About

An independent, weekly journal dedicated to practical philosophy, structural duty, and the heavy friction of real adulthood.

An Unvarnished Inventory of an Unskilled Life

There is no shortage of expert advice in the world. We are drowning in optimized routines, clinical frameworks, and flawless blueprints for perfect living.

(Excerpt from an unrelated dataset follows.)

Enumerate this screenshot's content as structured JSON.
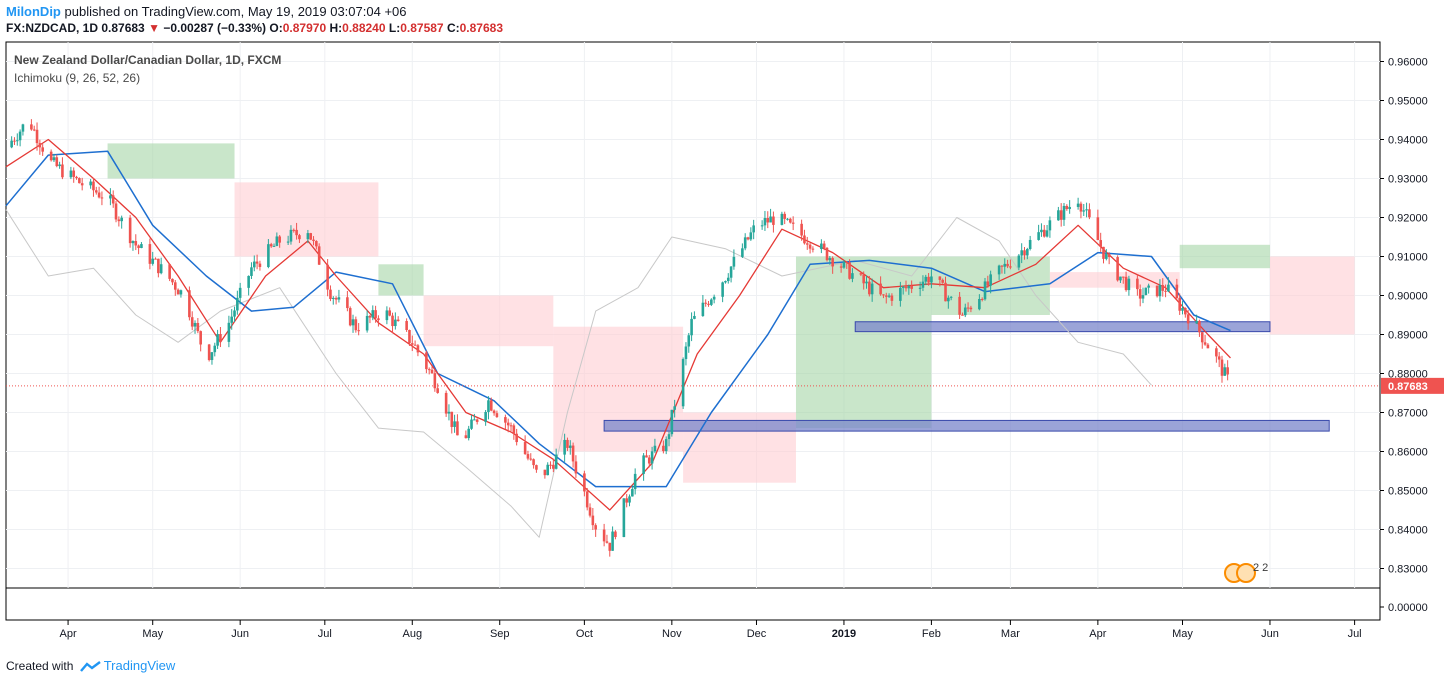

This is not that kind of place.

Bad Psychology is an independent, weekly journal dedicated to practical philosophy, structural duty, and the heavy friction of real adulthood. It is written under the premise that we do not need more soft, toxic positivity—we need a more disciplined way to carry a heavy load skillfully.

The Core Premise

Most self-help focuses on the mirror. It’s obsessed with vanity, youth, and maximizing personal comfort. But life eventually hits everyone with transitions that a gym routine or a corporate milestone cannot fix:

  • The Weight of Middle Age: Navigating the quiet, lonely transition of identity subtraction, changing relationships, and moving away from childhood social circles.
  • Intergenerational Duty: Breaking a broken family lineage through raw, daily grit rather than keeping one eye on the escape hatch when friction peaks.
  • Functional Longevity: Treating physical discipline not as an ornament, but as a moral obligation to remain useful to your family and community.

Behind the Pen

Abel Graff is a writer and realist looking at life through a rugged, minimalist lens. This publication is a raw "Curriculum of the Self"—a repository of chiseled stories, hard-won observations, and unvarnished truths meant for people who value utility and character over showy intellectualism.